• CCG review finds “inconsistencies” in Northamptonshire Healthcare’s investigations of 18 unexpected deaths
  • “Consistent failings” found in the way trust staff carried out risk assessments

PERFORMANCE: A review into the unexpected deaths of 18 mental health patients at an East Midlands trust has found “consistent failings” in the way staff carried out risk assessments when investigating the deaths.

The probe, which reviewed the serious incident reports filed by staff at Northamptonshire Healthcare Foundation Trust after each death, also found inconsistencies in the way reports were written.

rothwell northamptonshire

rothwell northamptonshire

The trust is the county’s main provider of mental health and community services

The review by Nene and Corby clinical commissioning groups also found that eight of the reports acknowledged problems with training staff in assessing the risk of patients self-harming, or outlined requirements for more training.

The CCGs said the author of one serious incident report appeared to be a senior clinician involved in the patient’s care, which the commissioners called “poor investigative practice”.

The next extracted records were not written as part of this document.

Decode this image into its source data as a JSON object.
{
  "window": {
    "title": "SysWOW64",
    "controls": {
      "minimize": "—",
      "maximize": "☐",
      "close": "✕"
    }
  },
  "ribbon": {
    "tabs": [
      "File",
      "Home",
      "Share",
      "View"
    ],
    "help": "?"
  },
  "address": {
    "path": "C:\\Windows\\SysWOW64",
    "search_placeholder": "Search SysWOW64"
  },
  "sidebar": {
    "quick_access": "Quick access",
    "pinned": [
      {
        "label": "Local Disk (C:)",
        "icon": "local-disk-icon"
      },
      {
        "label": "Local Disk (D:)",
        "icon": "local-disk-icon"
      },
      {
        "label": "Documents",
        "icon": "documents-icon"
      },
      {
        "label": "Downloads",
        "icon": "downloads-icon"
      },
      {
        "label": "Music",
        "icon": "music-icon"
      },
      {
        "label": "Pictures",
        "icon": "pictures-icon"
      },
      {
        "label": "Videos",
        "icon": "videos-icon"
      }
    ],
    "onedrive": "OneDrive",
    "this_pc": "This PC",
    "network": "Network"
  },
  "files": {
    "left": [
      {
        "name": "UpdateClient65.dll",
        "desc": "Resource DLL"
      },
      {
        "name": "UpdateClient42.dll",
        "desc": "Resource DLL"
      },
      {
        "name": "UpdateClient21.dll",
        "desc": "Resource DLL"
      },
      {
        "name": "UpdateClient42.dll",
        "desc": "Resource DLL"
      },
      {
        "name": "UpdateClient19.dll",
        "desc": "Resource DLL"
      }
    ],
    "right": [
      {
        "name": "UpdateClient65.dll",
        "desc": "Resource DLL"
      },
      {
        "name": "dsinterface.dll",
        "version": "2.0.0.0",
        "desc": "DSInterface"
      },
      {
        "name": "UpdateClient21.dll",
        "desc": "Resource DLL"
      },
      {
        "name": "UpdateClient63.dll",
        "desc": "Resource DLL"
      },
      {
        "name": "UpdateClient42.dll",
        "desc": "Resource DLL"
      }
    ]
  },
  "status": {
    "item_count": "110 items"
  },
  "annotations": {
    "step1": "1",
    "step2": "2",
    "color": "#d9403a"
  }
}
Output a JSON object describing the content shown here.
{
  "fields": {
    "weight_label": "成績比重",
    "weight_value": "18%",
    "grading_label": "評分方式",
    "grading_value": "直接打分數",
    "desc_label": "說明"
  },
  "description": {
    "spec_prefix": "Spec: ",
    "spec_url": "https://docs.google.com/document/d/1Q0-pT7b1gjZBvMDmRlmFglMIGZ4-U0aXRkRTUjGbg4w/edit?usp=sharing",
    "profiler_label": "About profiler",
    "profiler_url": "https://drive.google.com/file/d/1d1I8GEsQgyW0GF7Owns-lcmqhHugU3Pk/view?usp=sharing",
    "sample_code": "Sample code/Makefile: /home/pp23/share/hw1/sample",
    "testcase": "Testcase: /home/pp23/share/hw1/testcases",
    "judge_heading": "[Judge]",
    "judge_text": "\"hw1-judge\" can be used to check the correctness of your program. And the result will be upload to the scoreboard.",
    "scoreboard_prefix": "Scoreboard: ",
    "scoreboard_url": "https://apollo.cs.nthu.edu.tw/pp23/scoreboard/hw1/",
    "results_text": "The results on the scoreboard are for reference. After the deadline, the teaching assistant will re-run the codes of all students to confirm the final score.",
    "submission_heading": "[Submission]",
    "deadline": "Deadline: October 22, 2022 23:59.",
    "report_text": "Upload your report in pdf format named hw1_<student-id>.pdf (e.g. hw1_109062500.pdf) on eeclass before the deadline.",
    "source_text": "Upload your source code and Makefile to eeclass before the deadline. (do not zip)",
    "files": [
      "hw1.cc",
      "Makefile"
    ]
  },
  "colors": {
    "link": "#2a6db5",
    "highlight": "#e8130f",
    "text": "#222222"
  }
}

They added that because the trust did not provide them with copies of its serious incident policy, it was not possible to determine whether the provider had followed its process for completing internal investigations.

The CCGs’ review covers deaths and suicides identified by the trust as serious incidents between April 2014 and May 2015.

The review, contained in documents presented to Corby CCG’s board meeting on Monday, said: “There are inconsistencies within [the serious incident] reports.

“For example [one] investigation concluded ‘care on the ward was of a good standard’ and yet identified that care plans were not individualised, responsive or developed with patients…

“Some reports identified recommendations but no care delivery failings. This implies that there were failures which, while not identified in the root cause analysis, are implicitly acknowledged in the action planning.”

In reviewing the outcome of a third incident, the CCG team said it was not clear from the incident report what action had been taken by the trust to access previous records about the patient.

They suggested that doing this may have provided a better understanding of the patient’s risks.

The report for a fourth death indicated that trust staff were trained in specialist risk management training but that care planning remained “substandard”, and wider understanding of services by staff was poor.

While the review found the trust’s general approach to investigating such cases was “robust”, the authors said the provider’s processes would benefit from a greater focus on care failings rather than the “avoidability” of incidents.

The review team – comprising David Knight, senior quality improvement manager at Nene and Corby CCGs, and Dr David Smart, clinical director for mental health at the CCGs – made five recommendations. These included:

  • the trust should review the terms of reference for investigations to focus on the root causes of care failings rather than determining the root cause of the patient’s death;
  • it must ensure that staff involved in a patient’s care do not undertake the subsequent investigation; and
  • the trust should ensure that recommendations are mapped to the analysis of care or service delivery failings.

The review said Northamptonshire Healthcare had accepted all of the review’s recommendations and it is developing an action plan. The trust was approached for comment.

The trust is Northamptonshire’s main provider of mental health and community services, serving a population of 710,000.